Die beiden Kläger waren mit sechs Jahren in die Obhut des wegen Kindesmissbrauchs vorbestraften, alleinerziehenden Fritz H. gekommen. Sieben Jahre lange verging sich der Pädophile an den Buben, bis sie in ein Alter kamen, in dem sie für ihren Peiniger nicht mehr interessant waren. Weitere sieben Jahre blieben sie in dessen Obhut, auf Anraten des gefeierten Sexualpädagogen Kentler, der, wie der Tagesspiegel berichtet, argumentierte, dass vernachlässigte Kinder von der Zuwendung Pädophiler profitieren würden, denn, so Kentler, die Männer würden die „schwachsinnigen Kinder“ gerne bei sich aufnehmen, da sie eben „in sie verliebt, verknallt und vernarrt sind“.

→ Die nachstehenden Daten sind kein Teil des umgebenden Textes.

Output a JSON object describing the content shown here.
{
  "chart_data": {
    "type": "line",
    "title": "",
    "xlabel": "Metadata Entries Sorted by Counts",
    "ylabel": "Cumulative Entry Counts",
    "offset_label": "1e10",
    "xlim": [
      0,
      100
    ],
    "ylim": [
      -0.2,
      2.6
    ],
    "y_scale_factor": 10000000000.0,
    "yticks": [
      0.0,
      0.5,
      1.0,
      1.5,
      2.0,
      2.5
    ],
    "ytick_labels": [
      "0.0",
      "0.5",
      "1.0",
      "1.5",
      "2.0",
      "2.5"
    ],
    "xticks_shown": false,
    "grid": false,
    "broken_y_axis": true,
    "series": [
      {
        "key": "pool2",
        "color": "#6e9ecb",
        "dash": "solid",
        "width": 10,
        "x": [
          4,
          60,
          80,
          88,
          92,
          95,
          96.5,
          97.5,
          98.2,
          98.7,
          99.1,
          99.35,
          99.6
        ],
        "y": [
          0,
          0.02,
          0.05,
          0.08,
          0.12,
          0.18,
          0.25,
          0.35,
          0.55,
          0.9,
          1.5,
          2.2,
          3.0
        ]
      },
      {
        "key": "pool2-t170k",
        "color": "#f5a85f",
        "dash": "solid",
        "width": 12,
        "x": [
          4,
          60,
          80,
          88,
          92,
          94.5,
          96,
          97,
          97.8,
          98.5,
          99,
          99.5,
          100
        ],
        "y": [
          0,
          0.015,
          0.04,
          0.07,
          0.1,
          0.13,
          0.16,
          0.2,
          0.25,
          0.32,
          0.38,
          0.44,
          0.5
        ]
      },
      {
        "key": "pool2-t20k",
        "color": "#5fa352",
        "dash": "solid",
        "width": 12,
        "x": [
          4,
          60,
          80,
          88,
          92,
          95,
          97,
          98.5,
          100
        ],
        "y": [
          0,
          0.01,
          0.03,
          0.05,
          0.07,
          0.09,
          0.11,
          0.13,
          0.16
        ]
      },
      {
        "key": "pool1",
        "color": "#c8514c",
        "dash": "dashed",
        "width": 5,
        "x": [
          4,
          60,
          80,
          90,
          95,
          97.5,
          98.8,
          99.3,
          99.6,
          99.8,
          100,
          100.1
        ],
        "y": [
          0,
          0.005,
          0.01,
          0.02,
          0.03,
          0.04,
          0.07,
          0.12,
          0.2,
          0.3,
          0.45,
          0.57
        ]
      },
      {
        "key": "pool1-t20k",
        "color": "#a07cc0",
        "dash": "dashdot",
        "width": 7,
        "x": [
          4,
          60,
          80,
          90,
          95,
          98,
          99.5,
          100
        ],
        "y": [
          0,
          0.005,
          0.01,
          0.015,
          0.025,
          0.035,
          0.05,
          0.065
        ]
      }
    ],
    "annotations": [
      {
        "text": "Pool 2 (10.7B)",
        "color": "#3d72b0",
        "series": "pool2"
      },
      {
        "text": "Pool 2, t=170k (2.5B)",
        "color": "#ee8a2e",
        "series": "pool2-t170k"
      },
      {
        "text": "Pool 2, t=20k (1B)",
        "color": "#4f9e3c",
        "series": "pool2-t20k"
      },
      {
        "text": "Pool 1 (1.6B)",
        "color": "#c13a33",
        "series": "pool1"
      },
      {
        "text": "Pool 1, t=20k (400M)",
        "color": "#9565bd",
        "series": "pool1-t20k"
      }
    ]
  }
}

In den zwei Gutachten der Universität Hildesheim zum Kentler-Experiment, kam man zum Schluss, dass es sich bei den Pflegestellen um „Kindeswohlgefährdung von öffentlicher Verantwortung“ gehandelt habe. „Zeitzeugen hätten bestätigt, dass das Projekt in der Senatsverwaltung bekannt gewesen und bei den Bezirksjugendämtern akzeptiert worden sei.“, schreibt der Tagesspiegel. Die Verantwortung für die Verbrechen Kentlers liege „eindeutig und unstrittig beim Senat als dessen Dienstherr“, heißt es in dem Gutachten.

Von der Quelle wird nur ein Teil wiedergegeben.